Reposted from Anthropology News April 2015 column.
Mixed-method research involves inherent challenges that make it at once more gratifying and more difficult than traditional single-method approaches. By “mixed-method,” I am referring to studies that employ a mixture of qualitative and quantitative methods. This approach is a hallmark of most biocultural research, and those of us committed to this approach believe that the triangulation of multiple methods is a more effective way of capturing human experience than an approach that attempts to represent only quantitative trends or only qualitative individual experience. Mixed methods also have the potential to make our work more intelligible to those outside of anthropology who transact primarily in the quantitative—those, for instance, in public health, psychiatry, or sociology.
Mixed-method studies are fundamentally challenging because they often take twice the work and require methodological expertise in multiple areas: Instead of just conducting an epidemiological survey to learn about the spread and correlates of a disease in a given sample or only conducting illness narrative interviews to learn about individuals’ experiences with a disease, a biocultural researcher is likely to be doing both of these. This requires a fair amount of time, money, training, and logistic agility.
I am certainly not the first to point out the complications involved in mixed-method research (see Bill Dressler’s 5 Things You Need to Know About Statistics: Quantification in Ethnographic Research from Left Coast Press). But the complication continues after the research is done, and these days, I’m finding the post-fieldwork integration of quantitative and qualitative data more difficult than the execution of research itself. How do we combine all those mixed-method data together into a coherent form that accurately represents human experience?

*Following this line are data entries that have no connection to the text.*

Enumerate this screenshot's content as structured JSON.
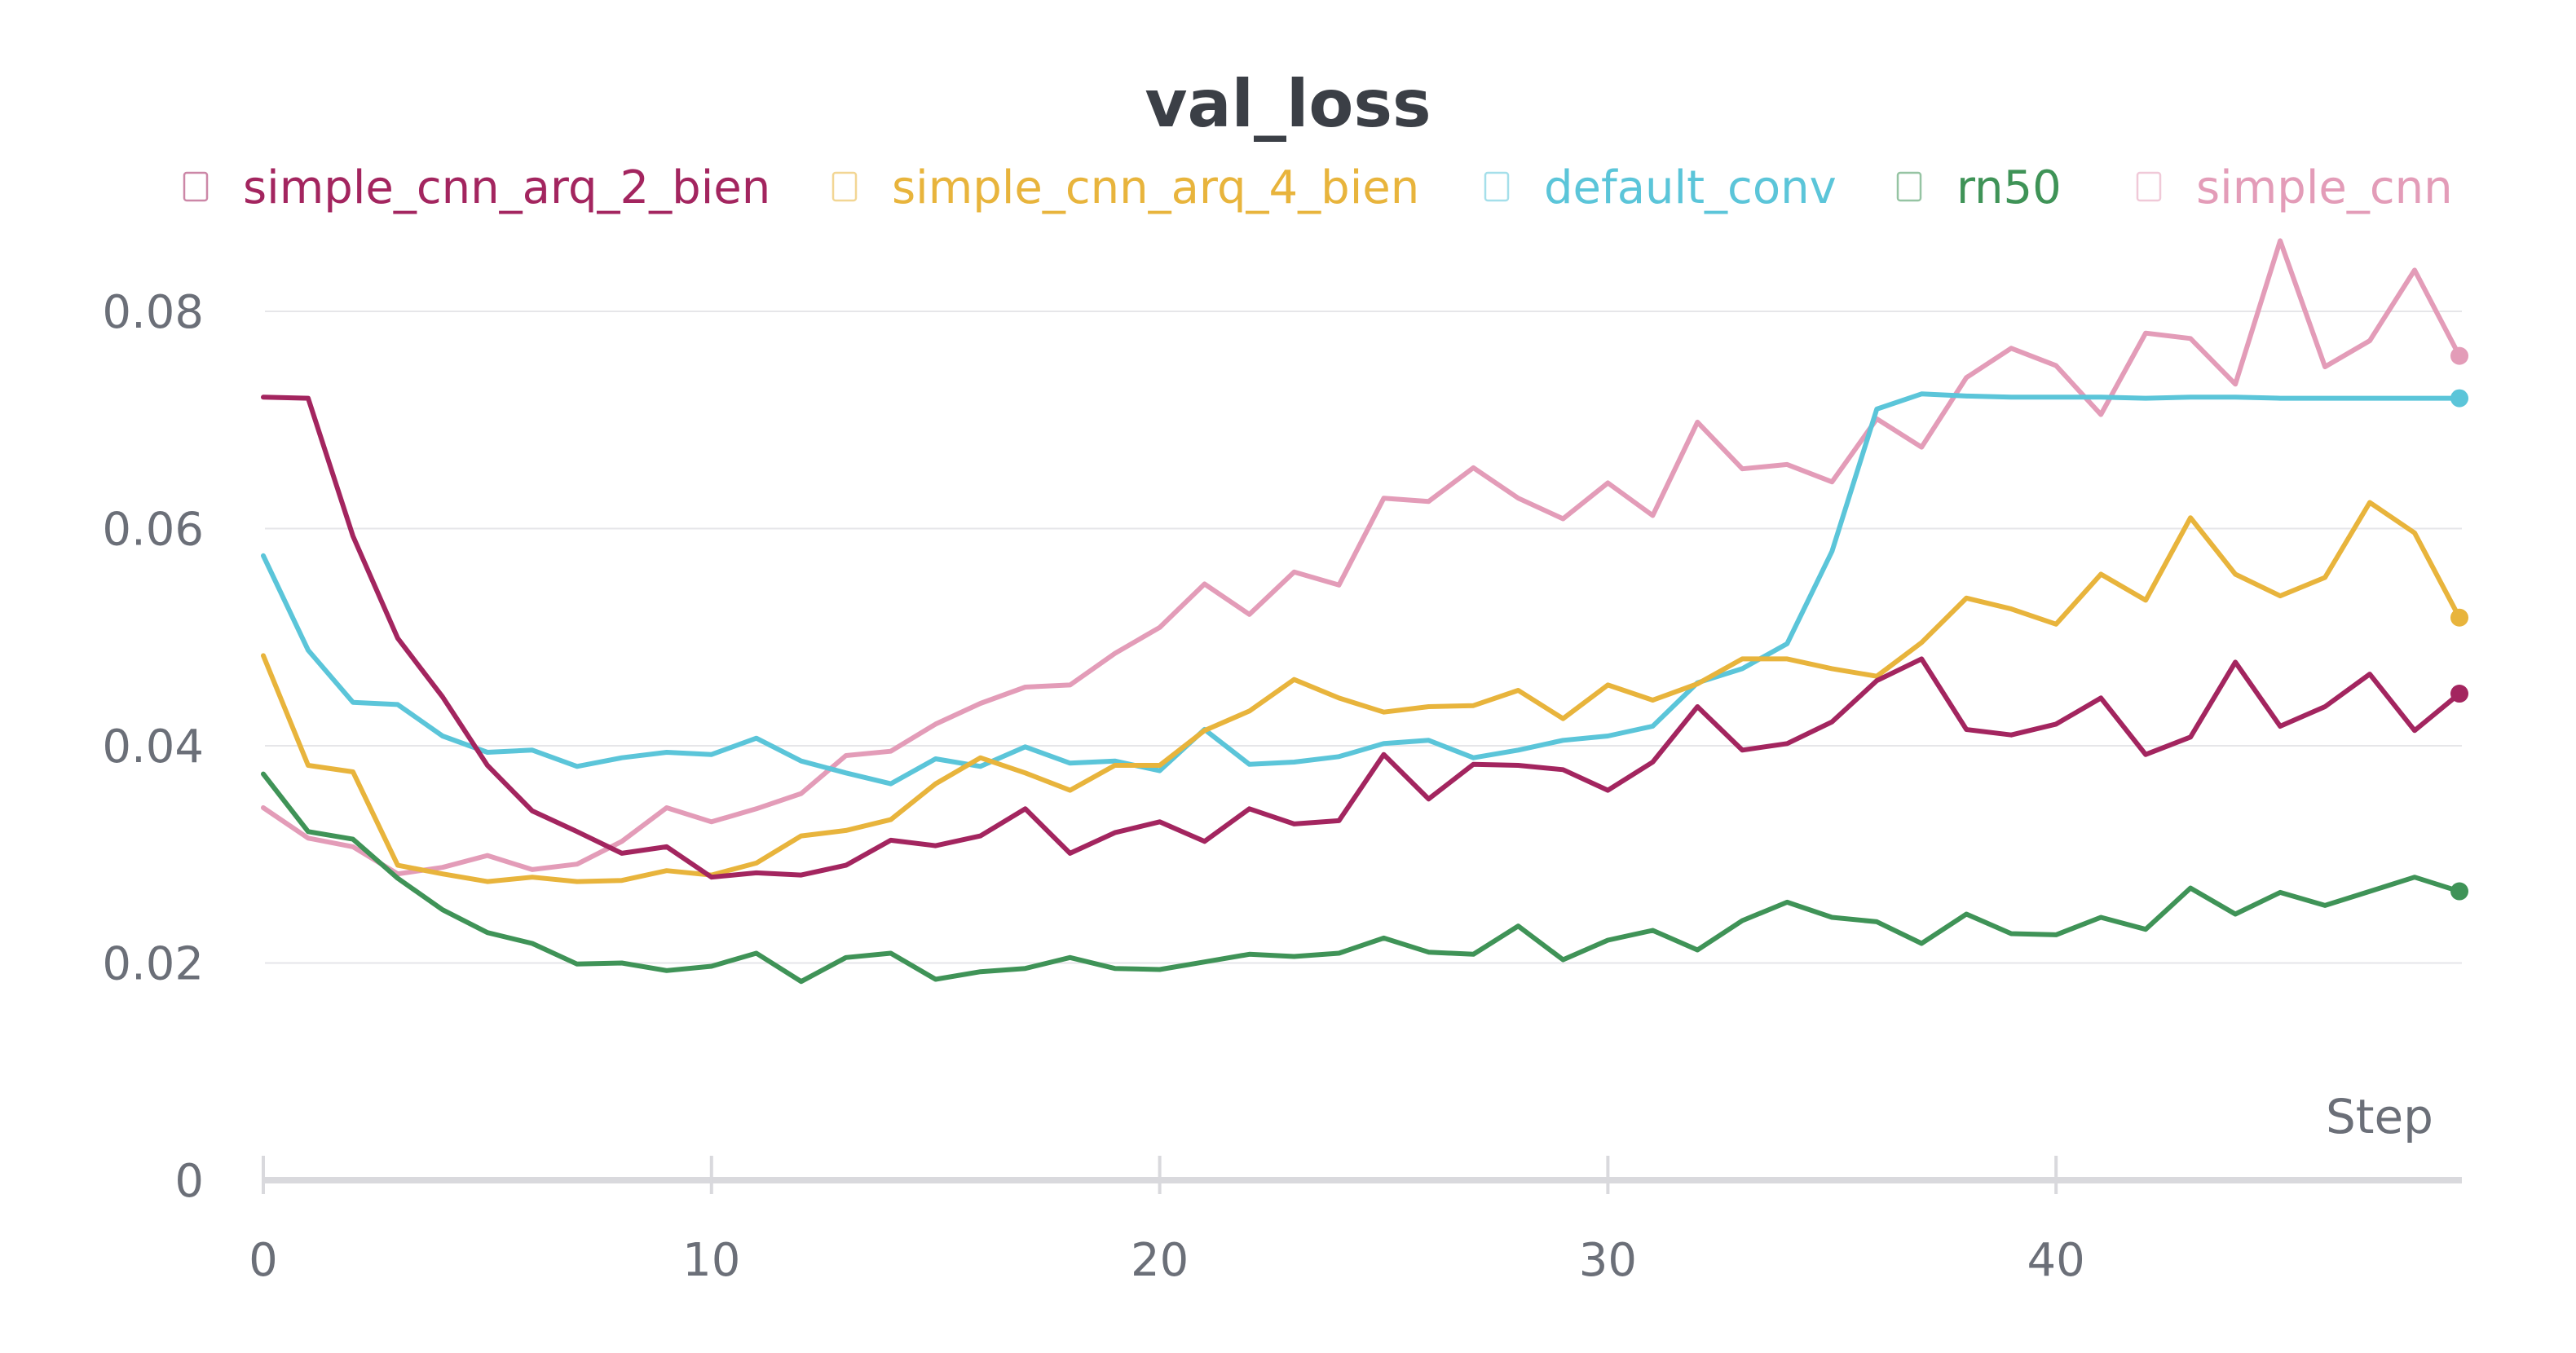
{
  "chart_data": {
    "type": "line",
    "title": "val_loss",
    "xlabel": "Step",
    "ylabel": "",
    "xlim": [
      0,
      49
    ],
    "ylim": [
      0,
      0.08
    ],
    "x_ticks": [
      0,
      10,
      20,
      30,
      40
    ],
    "y_ticks": [
      0,
      0.02,
      0.04,
      0.06,
      0.08
    ],
    "y_tick_labels": [
      "0",
      "0.02",
      "0.04",
      "0.06",
      "0.08"
    ],
    "grid": true,
    "legend_position": "top",
    "x": [
      0,
      1,
      2,
      3,
      4,
      5,
      6,
      7,
      8,
      9,
      10,
      11,
      12,
      13,
      14,
      15,
      16,
      17,
      18,
      19,
      20,
      21,
      22,
      23,
      24,
      25,
      26,
      27,
      28,
      29,
      30,
      31,
      32,
      33,
      34,
      35,
      36,
      37,
      38,
      39,
      40,
      41,
      42,
      43,
      44,
      45,
      46,
      47,
      48,
      49
    ],
    "series": [
      {
        "name": "simple_cnn",
        "color": "#e39cb8",
        "values": [
          0.0343,
          0.0315,
          0.0307,
          0.0282,
          0.0288,
          0.0299,
          0.0286,
          0.0291,
          0.0312,
          0.0343,
          0.033,
          0.0342,
          0.0356,
          0.0391,
          0.0395,
          0.042,
          0.0439,
          0.0454,
          0.0456,
          0.0485,
          0.0509,
          0.0549,
          0.0521,
          0.056,
          0.0548,
          0.0628,
          0.0625,
          0.0656,
          0.0628,
          0.0609,
          0.0642,
          0.0612,
          0.0698,
          0.0655,
          0.0659,
          0.0643,
          0.0701,
          0.0675,
          0.0739,
          0.0766,
          0.075,
          0.0705,
          0.078,
          0.0775,
          0.0733,
          0.0865,
          0.0749,
          0.0773,
          0.0838,
          0.0759
        ]
      },
      {
        "name": "default_conv",
        "color": "#5bc5d9",
        "values": [
          0.0575,
          0.0488,
          0.044,
          0.0438,
          0.0409,
          0.0394,
          0.0396,
          0.0381,
          0.0389,
          0.0394,
          0.0392,
          0.0407,
          0.0386,
          0.0375,
          0.0365,
          0.0388,
          0.0381,
          0.0399,
          0.0384,
          0.0386,
          0.0377,
          0.0415,
          0.0383,
          0.0385,
          0.039,
          0.0402,
          0.0405,
          0.0389,
          0.0396,
          0.0405,
          0.0409,
          0.0418,
          0.0458,
          0.0471,
          0.0494,
          0.0579,
          0.071,
          0.0724,
          0.0722,
          0.0721,
          0.0721,
          0.0721,
          0.072,
          0.0721,
          0.0721,
          0.072,
          0.072,
          0.072,
          0.072,
          0.072
        ]
      },
      {
        "name": "simple_cnn_arq_4_bien",
        "color": "#e8b43c",
        "values": [
          0.0483,
          0.0382,
          0.0376,
          0.029,
          0.0282,
          0.0275,
          0.0279,
          0.0275,
          0.0276,
          0.0285,
          0.0281,
          0.0292,
          0.0317,
          0.0322,
          0.0332,
          0.0365,
          0.0389,
          0.0375,
          0.0359,
          0.0382,
          0.0382,
          0.0414,
          0.0432,
          0.0461,
          0.0444,
          0.0431,
          0.0436,
          0.0437,
          0.0451,
          0.0425,
          0.0456,
          0.0442,
          0.0457,
          0.048,
          0.048,
          0.0471,
          0.0464,
          0.0495,
          0.0536,
          0.0526,
          0.0512,
          0.0558,
          0.0534,
          0.061,
          0.0558,
          0.0538,
          0.0555,
          0.0624,
          0.0596,
          0.0518
        ]
      },
      {
        "name": "simple_cnn_arq_2_bien",
        "color": "#a3255f",
        "values": [
          0.0721,
          0.072,
          0.0593,
          0.0499,
          0.0445,
          0.0382,
          0.034,
          0.0321,
          0.0301,
          0.0307,
          0.0279,
          0.0283,
          0.0281,
          0.029,
          0.0313,
          0.0308,
          0.0317,
          0.0342,
          0.0301,
          0.032,
          0.033,
          0.0312,
          0.0342,
          0.0328,
          0.0331,
          0.0392,
          0.0351,
          0.0383,
          0.0382,
          0.0378,
          0.0359,
          0.0385,
          0.0436,
          0.0396,
          0.0402,
          0.0422,
          0.046,
          0.048,
          0.0415,
          0.041,
          0.042,
          0.0444,
          0.0392,
          0.0408,
          0.0477,
          0.0418,
          0.0436,
          0.0466,
          0.0414,
          0.0448
        ]
      },
      {
        "name": "rn50",
        "color": "#3f9357",
        "values": [
          0.0374,
          0.0321,
          0.0314,
          0.0278,
          0.0249,
          0.0228,
          0.0218,
          0.0199,
          0.02,
          0.0193,
          0.0197,
          0.0209,
          0.0183,
          0.0205,
          0.0209,
          0.0185,
          0.0192,
          0.0195,
          0.0205,
          0.0195,
          0.0194,
          0.0201,
          0.0208,
          0.0206,
          0.0209,
          0.0223,
          0.021,
          0.0208,
          0.0234,
          0.0203,
          0.0221,
          0.023,
          0.0212,
          0.0239,
          0.0256,
          0.0242,
          0.0238,
          0.0218,
          0.0245,
          0.0227,
          0.0226,
          0.0242,
          0.0231,
          0.0269,
          0.0245,
          0.0265,
          0.0253,
          0.0266,
          0.0279,
          0.0266
        ]
      }
    ],
    "legend": [
      {
        "name": "simple_cnn_arq_2_bien",
        "color": "#a3255f"
      },
      {
        "name": "simple_cnn_arq_4_bien",
        "color": "#e8b43c"
      },
      {
        "name": "default_conv",
        "color": "#5bc5d9"
      },
      {
        "name": "rn50",
        "color": "#3f9357"
      },
      {
        "name": "simple_cnn",
        "color": "#e39cb8"
      }
    ]
  }
}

Let me give an example. At the recent March 2015 Society for Applied Anthropology meeting in Pittsburgh, I organized and participated in a session called “Food insecurity and mental health in global perspective.” The purpose was to bring together scholars who are studying the relationships between food insecurity and mental health and to move toward a unified research agenda that might help us identify some of the social pathways that link these two states in widely different parts of the world. This kind of comparative enterprise obviously requires that there be some standardization in the methods used to measure important outcome variables like food insecurity and mental health across locations. Accordingly, most of us assessed mental health through a standard scale like the Hopkins Symptoms Checklist-25 (HSCL-25) or the Center for Epidemiological Studies-Depression (CES-D) scale. While these have been validated for use in many cultural contexts (including those in which we work), they nevertheless reduce a profound experience of human suffering—depression—to a number.

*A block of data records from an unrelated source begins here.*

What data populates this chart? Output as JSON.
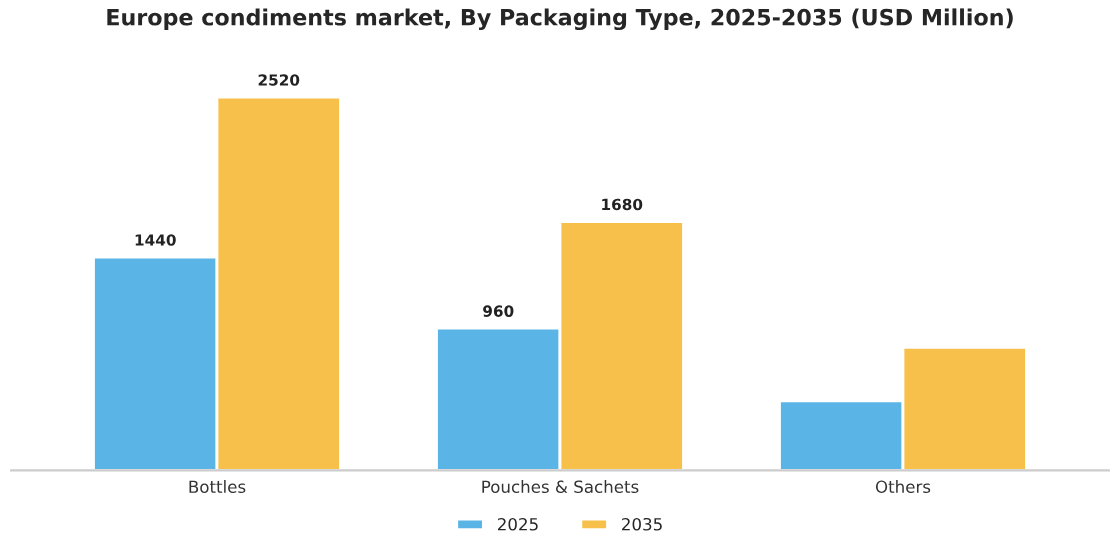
{
  "chart_data": {
    "type": "bar",
    "title": "Europe condiments market, By Packaging Type, 2025-2035 (USD Million)",
    "categories": [
      "Bottles",
      "Pouches & Sachets",
      "Others"
    ],
    "series": [
      {
        "name": "2025",
        "color": "#5ab4e5",
        "values": [
          1440,
          960,
          470
        ],
        "value_labels": [
          "1440",
          "960",
          null
        ]
      },
      {
        "name": "2035",
        "color": "#f7c04a",
        "values": [
          2520,
          1680,
          830
        ],
        "value_labels": [
          "2520",
          "1680",
          null
        ]
      }
    ],
    "legend": "bottom",
    "grid": false
  }
}
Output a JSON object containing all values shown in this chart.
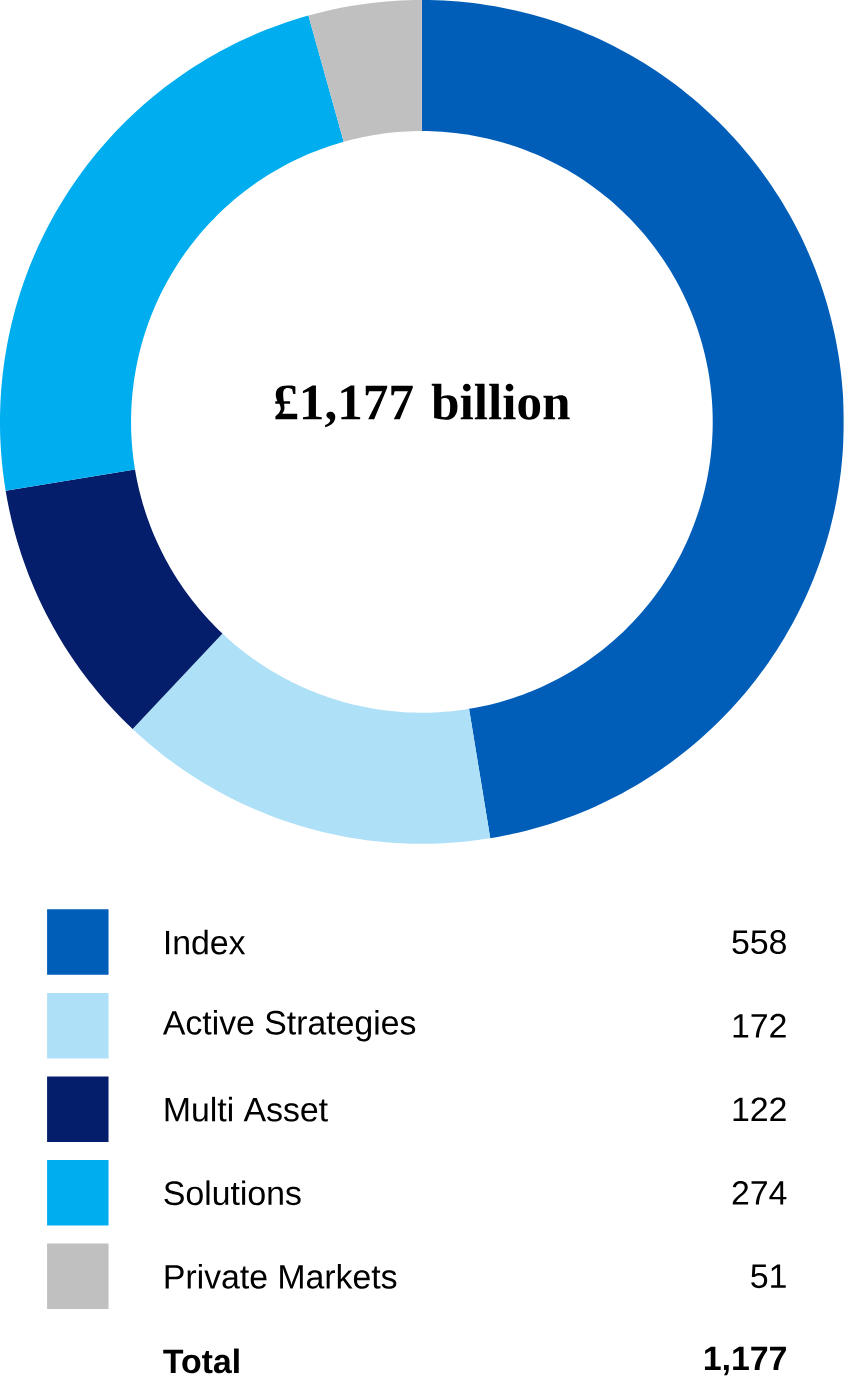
{
  "chart_data": {
    "type": "donut",
    "categories": [
      "Index",
      "Active Strategies",
      "Multi Asset",
      "Solutions",
      "Private Markets"
    ],
    "values": [
      558,
      172,
      122,
      274,
      51
    ],
    "colors": [
      "#005eb8",
      "#aee0f7",
      "#041e6b",
      "#00aeef",
      "#c0c0c0"
    ],
    "data_labels": true,
    "legend": "bottom",
    "annotations": [
      "£1,177 billion",
      "Total",
      "1,177"
    ]
  }
}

Dr. Steven Schensul, an applied anthropologist with many years of experience in mixed-method research who attended the session, pointed out the relative lack of attention that each presenter gave to mental health. And he was right—most of us did little more in our 15-minute presentations than name the depression assessment scale we were using before moving on. As he reminded us, there is a whole branch of anthropology, psychological anthropology, dedicated to questioning, problematizing, and pluralizing psychiatric diagnostic categories. And indeed, many of those presenting at the session have an arm of our own research dedicated to just this (for instance, see my and Bonnie Kaiser’s recent article in Field Methods, where we suggest an approach to measuring mental health that employs standard scales to appeal to those who need numbers but also develops locally-derived and ethnography-based ways of measuring mental health in a context specific fashion). My response at the time was to say that we as a group are indeed aware of this limitation and to point to some of the more nuanced mental health work we have done in other contexts.

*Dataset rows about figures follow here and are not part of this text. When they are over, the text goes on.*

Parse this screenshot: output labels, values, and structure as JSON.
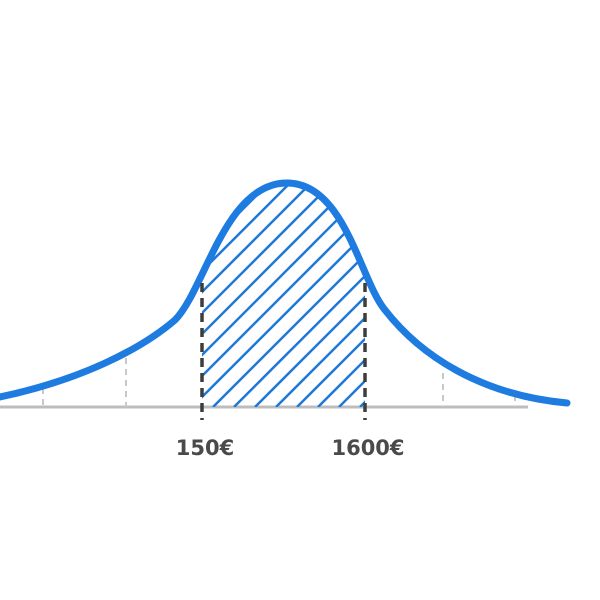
{
  "markers": [
    {
      "label": "150€"
    },
    {
      "label": "1600€"
    }
  ]
}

Afterward, I kept wondering, if we are all in fact sensitive to the potentially problematic nature of some of the measures we use, then why didn’t we find time to address that in our presentations? And I kept coming back up against the idea that one can only do so much. I don’t mean that as a defense of my research’s shortcomings, but rather to say that it’s a resounding theme in my own experiences of working and writing at the intersection of qualitative and quantitative social sciences. One can only do so much: in 15 minutes, in a single paper, in a single book, in a single study, with that amount of money, in that time frame, with that word count. In a session devoted to the relationships between food insecurity and mental health, then, perhaps it’s not surprising that none of us dwelled on the methods we were using to measure either one—unsurprising, but not necessarily best practices, either.
Now, to get back to my original point, I think these realistic limitations of academic presenting and publishing are part of the reason why I find it so challenging to assemble the qualitative and quantitative data I’m collecting. Human experience is hard to chunk into measurable quantities, single conversations, a 15-minute presentation, or even an article-length manuscript. This is something that all anthropologists struggle with, and it brings up some of the fundamental issues of social science—things like, how do we make our work “speak” to as wide an audience as possible? How do we know that we’re measuring what we think we’re measuring? How do we represent the people we study with fidelity and ethics? How do we even know what their reality is? How do we claim some authority to knowledge about the people we are studying without overstating the case?
In other words, the challenges of biocultural anthropology are the challenges of anthropology in general. We can’t capture it all. But that doesn’t mean we shouldn’t try.